Seven-figure annual marketing budgets are no longer exceptional in B2B technology as a new report from 10Fold found 90% of B2B technology companies with $100 million now operate with at least $1 million in annual marketing spend.
Furthermore, the company’s 2026 B2B Marketing Budget Blueprint detailed that 49% of companies with $50 million in revenue are also spending $1 million on services and technology for marketing.
This survey of 400 senior marketing leaders across the U.S. and Europe finds that budget size increases with revenue. What’s clear is that marketing is a priority and $1 million is the minimum required to support modern, omni-channel marketing programs for companies that are scaling for an exit or demonstrating growth as a public entity.
10Fold’s Thomas on Budget Priorities
10Fold CEO Susan Thomas observers that marketing leaders are navigating increasingly complex data and higher-stakes tradeoffs as they set budgets
“That’s what makes the consistency in budget priorities across geographies, industries, and company sizes so striking,” said Thomas in a statement. “While lead generation has long dominated spend, the rise of AI-driven discovery is shifting the spotlight. Brand awareness is now central to being found, trusted, and chosen earlier in the buying journey.”
Budget Allocation Convergence
Companies across disparate industries, geographies and revenue levels are unified in their budget priorities: brand awareness, demand generation and product marketing with their marketing budgets. Brand awareness ranks as the top investment priority across every segment, accounting for roughly 15–17% of total marketing spend.
Lead generation and product marketing consistently rank second and third, each receiving approximately 13–15% of budgets. 10 Fold officials indicate the findings signify a broad shift away from short-term, volume-driven demand generation toward foundational visibility and structured go-to-market execution. This is being accelerated by AI and large language models reshaping how buyers discover and evaluate vendors.
While seven-figure budgets are common globally, confidence varies by region. U.S. marketers manage the largest budgets overall, with 27% operating at $10 million+ (excluding salaries), but report the lowest confidence levels. Only 55% expect budget increases in 2026, and 37% anticipate modest cuts, reflecting heightened scrutiny and pressure to demonstrate efficiency.
In contrast, European marketers report significantly higher confidence as 84% of German marketers and 80% of UK marketers expect budgets to increase, the highest confidence levels globally. European respondents reported stronger alignment with senior leadership around the cost and impact of AI, while U.S. marketers report the largest perception gaps between marketing teams and the C-suite.
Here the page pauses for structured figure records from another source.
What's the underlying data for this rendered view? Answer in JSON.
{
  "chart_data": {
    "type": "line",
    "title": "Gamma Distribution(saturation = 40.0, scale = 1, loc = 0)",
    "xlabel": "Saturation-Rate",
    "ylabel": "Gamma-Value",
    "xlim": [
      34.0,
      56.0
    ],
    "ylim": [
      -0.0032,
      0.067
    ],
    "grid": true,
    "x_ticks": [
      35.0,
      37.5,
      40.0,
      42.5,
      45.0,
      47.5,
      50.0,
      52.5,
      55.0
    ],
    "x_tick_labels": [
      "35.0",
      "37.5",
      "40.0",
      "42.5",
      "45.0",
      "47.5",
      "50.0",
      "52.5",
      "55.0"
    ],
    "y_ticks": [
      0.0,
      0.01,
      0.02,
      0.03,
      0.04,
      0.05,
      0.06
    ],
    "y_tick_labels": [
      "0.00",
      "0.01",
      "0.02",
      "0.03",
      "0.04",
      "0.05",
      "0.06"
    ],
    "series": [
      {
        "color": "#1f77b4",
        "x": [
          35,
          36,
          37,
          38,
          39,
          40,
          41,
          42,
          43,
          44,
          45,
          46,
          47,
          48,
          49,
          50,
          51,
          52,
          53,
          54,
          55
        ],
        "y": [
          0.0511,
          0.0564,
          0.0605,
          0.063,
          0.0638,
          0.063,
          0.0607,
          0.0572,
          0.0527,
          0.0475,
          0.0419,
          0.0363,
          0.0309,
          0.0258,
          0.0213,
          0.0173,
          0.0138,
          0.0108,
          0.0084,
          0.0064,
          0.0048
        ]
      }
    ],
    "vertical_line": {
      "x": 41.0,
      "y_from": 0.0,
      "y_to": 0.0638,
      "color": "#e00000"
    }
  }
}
Industry Dynamics Shape Budget Scale, Strategy
Trust-driven industries command the largest baseline marketing investments. Cybersecurity leads all sectors, with 92% of companies operating at $1 million+ budgets, driven by reliance on brand credibility, PR, and third-party validation like analyst and influencer relations and partner marketing.
Artificial intelligence (AI) companies report the largest budgets overall, with 46% operating at $10 million+. But more than half expect budgets to decline in 2026, signaling a shift from aggressive expansion to ROI discipline. Enterprise technology and DevOps organizations report the broadest year-over-year increases across brand, lead generation, product marketing, customer marketing, and training, reflecting the complexity of their go-to-market motions.
Company size significantly influences where organizations prioritize program budget increases. Mid-sized enterprises (251–500 employees) concentrate their largest increases in training and product marketing, reflecting a discipline-driven investment shift that often emerges around $50M in annual revenue, even though many companies at this size exceed that level. Larger enterprises, by contrast, increased their spend the most toward lead generation and customer marketing, positioning marketing as a revenue and retention engine.